His latest misadventure is Amsterdam, a comedy loosely based on the real-life fascist plot to overthrow the U.S. government in the early 1930s. When best buds Dr. Bert Berendsen (Christian Bale) and Harold Woodman, Esq. (John David Washington) are hired by statuesque socialite Liz Meekins (Taylor Swift) to investigate the mysterious death of her father (Ed Begley Jr. as General Meekins, whom the boys knew from their WWI days), they quickly find themselves accused of murder and targeted by cops, corporate goons, and international intelligence services. Their only hope is Valerie Voze (Margot Robbie), the beautiful nurse who acted as the third point in their Bohemian throuple more than a decade earlier. Valerie abandoned them back in Amsterdam, but now they need her upper-crust connections — specifically her brother, Tom (Rami Malek) and his vapid wife, Libby (Anya Taylor-Joy) — to uncover the truth before influential retired General Gil Dillenbeck (Robert De Niro) is roped into the conspiracy.

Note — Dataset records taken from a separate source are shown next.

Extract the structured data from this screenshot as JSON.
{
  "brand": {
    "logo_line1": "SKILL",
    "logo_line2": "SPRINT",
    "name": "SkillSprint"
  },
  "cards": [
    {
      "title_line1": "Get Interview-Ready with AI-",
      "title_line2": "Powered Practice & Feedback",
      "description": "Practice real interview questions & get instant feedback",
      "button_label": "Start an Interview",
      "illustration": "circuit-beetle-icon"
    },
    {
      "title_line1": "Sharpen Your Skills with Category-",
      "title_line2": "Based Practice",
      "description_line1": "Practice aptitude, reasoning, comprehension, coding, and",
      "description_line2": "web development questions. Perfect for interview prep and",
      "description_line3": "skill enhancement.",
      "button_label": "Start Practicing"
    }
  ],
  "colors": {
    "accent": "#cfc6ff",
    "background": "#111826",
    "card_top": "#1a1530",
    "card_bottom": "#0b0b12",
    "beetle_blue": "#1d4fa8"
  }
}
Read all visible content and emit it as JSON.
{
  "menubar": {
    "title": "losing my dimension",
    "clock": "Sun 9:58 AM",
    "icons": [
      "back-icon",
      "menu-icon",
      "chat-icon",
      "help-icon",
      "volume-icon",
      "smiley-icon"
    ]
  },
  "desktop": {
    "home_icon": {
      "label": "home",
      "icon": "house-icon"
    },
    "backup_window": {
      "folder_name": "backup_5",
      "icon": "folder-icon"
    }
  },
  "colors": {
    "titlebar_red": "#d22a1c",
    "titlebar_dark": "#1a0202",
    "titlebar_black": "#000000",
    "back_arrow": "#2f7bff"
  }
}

That’s not to mention Chris Rock, Mike Myers, Timothy Olyphant, Michael Shannon, Zoe Saldana, Andrea Riseborough, Alessandro Nivola, and the litany of other famous faces here to keep us company while Amsterdam weaves in and out of coherence. Bale’s giving wild-eyed Pacino energy as Berendsen — literally, in this case, as the character’s glass eye tends to go askew — with Washington pinballing off him as yet another measured straight man. Our boys are stretched pretty thin in this fight for American democracy, with Berendsen also struggling to keep his medical practice afloat (he’s in hot water for toying with experimental treatments) and rekindle his dead marriage to Riseborough’s WASPy Beatrice, whose rich parents sent him to war in hopes of getting rid of him. Margot Robbie’s Valerie is a golden age dame of the highest order, but her brassy exuberance is stifled by a cocktail of treatments for her supposed female “hysteria” and the lingering pain of her doomed interracial romance with Woodman.

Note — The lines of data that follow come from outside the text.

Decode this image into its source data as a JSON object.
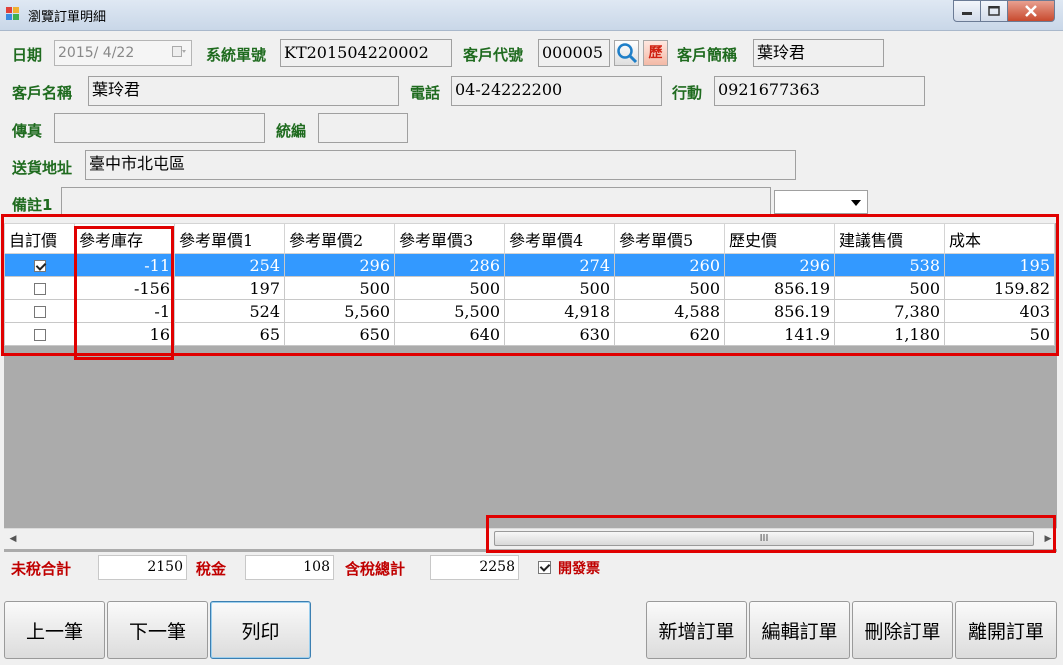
{
  "window": {
    "title": "瀏覽訂單明細"
  },
  "form": {
    "date_label": "日期",
    "date_value": "2015/ 4/22",
    "sysno_label": "系統單號",
    "sysno_value": "KT201504220002",
    "custcode_label": "客戶代號",
    "custcode_value": "000005",
    "history_btn": "歷",
    "shortname_label": "客戶簡稱",
    "shortname_value": "葉玲君",
    "custname_label": "客戶名稱",
    "custname_value": "葉玲君",
    "phone_label": "電話",
    "phone_value": "04-24222200",
    "mobile_label": "行動",
    "mobile_value": "0921677363",
    "fax_label": "傳真",
    "fax_value": "",
    "taxid_label": "統編",
    "taxid_value": "",
    "address_label": "送貨地址",
    "address_value": "臺中市北屯區",
    "note_label": "備註1",
    "note_value": ""
  },
  "grid": {
    "columns": [
      "自訂價",
      "參考庫存",
      "參考單價1",
      "參考單價2",
      "參考單價3",
      "參考單價4",
      "參考單價5",
      "歷史價",
      "建議售價",
      "成本"
    ],
    "rows": [
      {
        "checked": true,
        "cells": [
          "-11",
          "254",
          "296",
          "286",
          "274",
          "260",
          "296",
          "538",
          "195"
        ]
      },
      {
        "checked": false,
        "cells": [
          "-156",
          "197",
          "500",
          "500",
          "500",
          "500",
          "856.19",
          "500",
          "159.82"
        ]
      },
      {
        "checked": false,
        "cells": [
          "-1",
          "524",
          "5,560",
          "5,500",
          "4,918",
          "4,588",
          "856.19",
          "7,380",
          "403"
        ]
      },
      {
        "checked": false,
        "cells": [
          "16",
          "65",
          "650",
          "640",
          "630",
          "620",
          "141.9",
          "1,180",
          "50"
        ]
      }
    ],
    "scroll_grip": "III"
  },
  "totals": {
    "pretax_label": "未稅合計",
    "pretax_value": "2150",
    "tax_label": "稅金",
    "tax_value": "108",
    "total_label": "含稅總計",
    "total_value": "2258",
    "invoice_label": "開發票",
    "invoice_checked": true
  },
  "buttons": {
    "prev": "上一筆",
    "next": "下一筆",
    "print": "列印",
    "add": "新增訂單",
    "edit": "編輯訂單",
    "delete": "刪除訂單",
    "exit": "離開訂單"
  },
  "colors": {
    "selection": "#3399ff",
    "label_green": "#1f6b1f",
    "label_red": "#c00000",
    "highlight_box": "#e00000"
  }
}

So the cast of Amsterdam is definitely Going Through It, which should thread nicely into a story about shady forces coercing veterans into backing a corporate oligarchy powerful enough to compete with Hitler and Mussolini (or cooperate with them, depending on which direction the financial winds happen to be blowing). Russell — who pens the screenplay — clearly set out to make this an absurdist, Coen-esque romp arguing for empathy and optimism in the face of hate and division. Institutions are cold and corruptive in Amsterdam; they squeeze the humanity out of constituents who would otherwise be reveling in joy de vivre after surviving the unspeakable horrors of war. And there is a certain cinematic wonder in watching our leads sing lighthearted nonsense songs in French and capture hand-cranked footage of their most rapturous moments of freedom. But these stray bits of jubilee can’t fix Amsterdam’s rambling, haphazard construction, which deadens all the would-be drama long before its final revelations.

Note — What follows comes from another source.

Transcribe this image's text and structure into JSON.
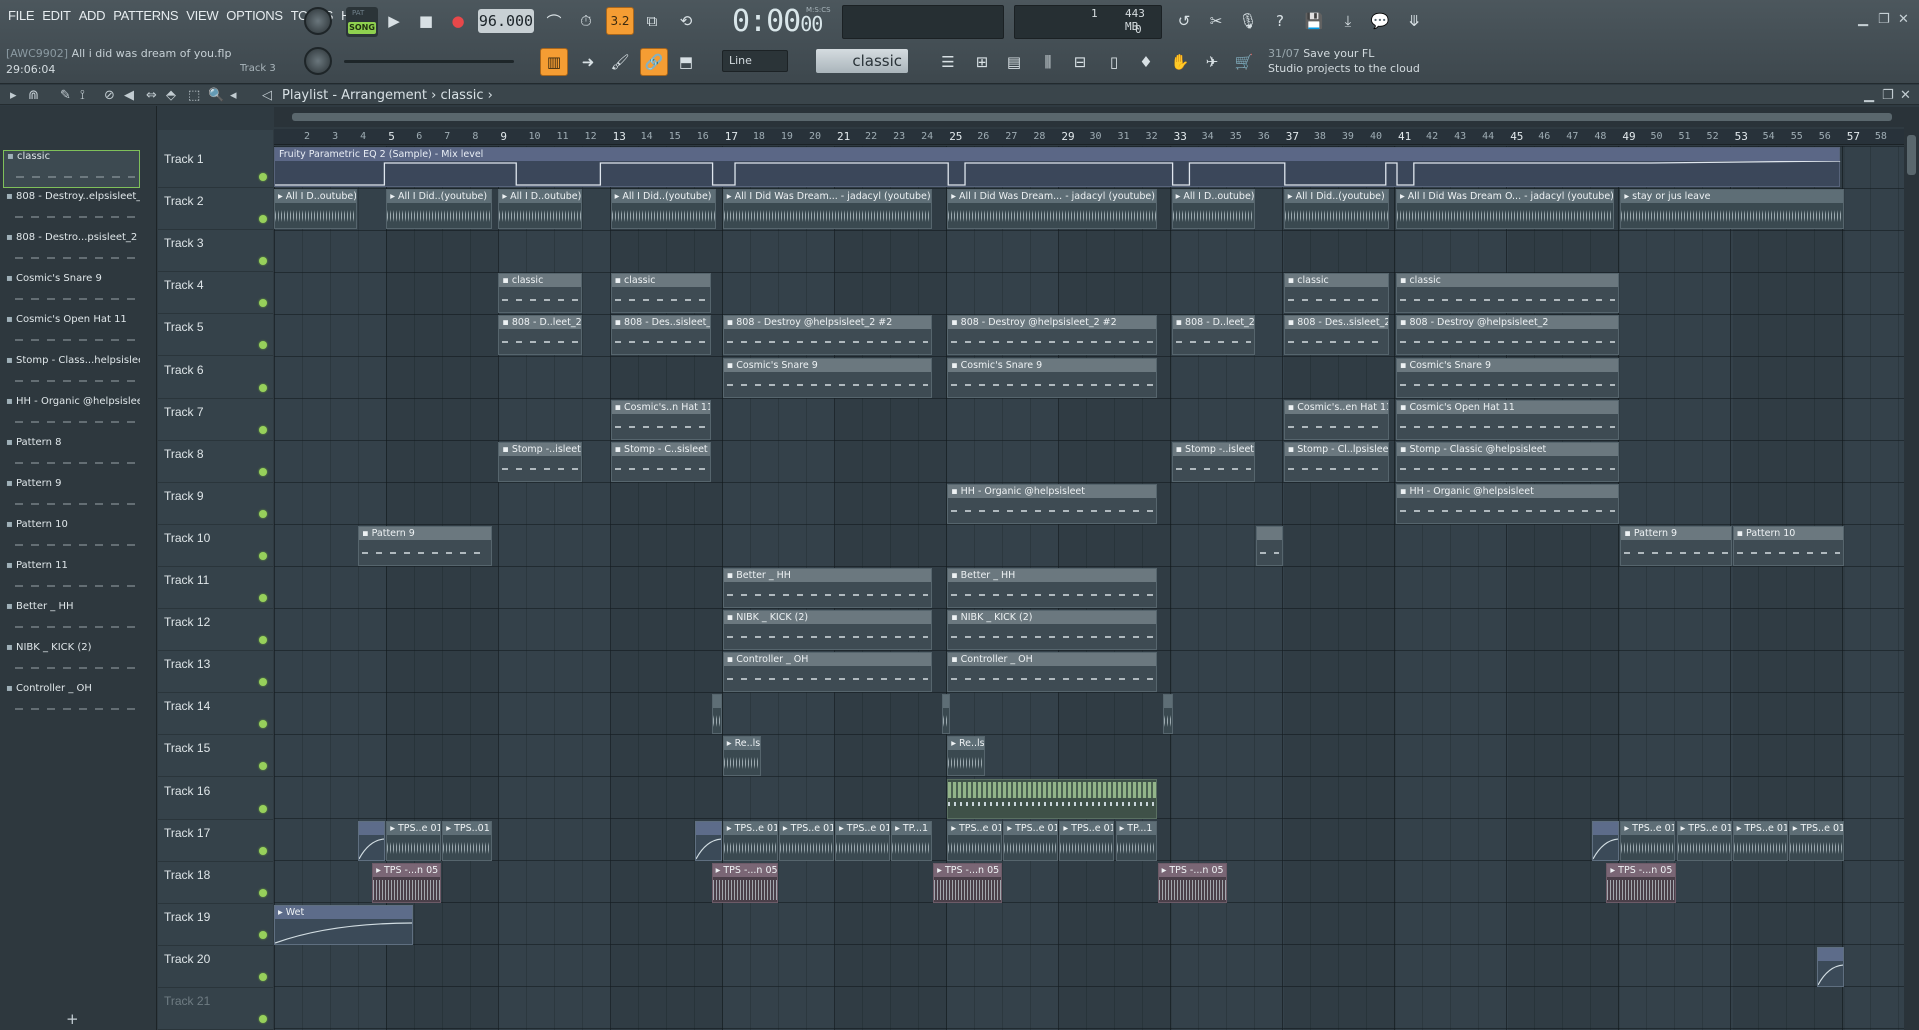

Still, it’s that trademark David O. Russell messiness that also fuels Amsterdam’s strongest sequences, the ones that find our impossibly-charismatic cast doing impossibly-charismatic things. Focusing on those flashes of charm and forgiving the burnt ends will make Amsterdam more palatable, I expect, since Russell’s social commentary never quite bites with the ferocity he seems to intend (comparisons to Adam McKay are a bit rude but not totally unfounded), and his claims to historical accuracy — “A lot of this really happened,” says a wildly-misleading opening title card — won’t stand up to scrutiny. It’s best to appreciate Amsterdam as an opportunity for beautiful and talented movie stars to get dressed up and whip out some dulcet period dialogue in a (relatively) safe, superhero-free environment. Nit-picking the smaller details won’t make David O. Russell a better screenwriter, but it may deter him from making more films that star Taylor Swift, and we need as many of those as we can get.

Amsterdam hits theaters this Friday.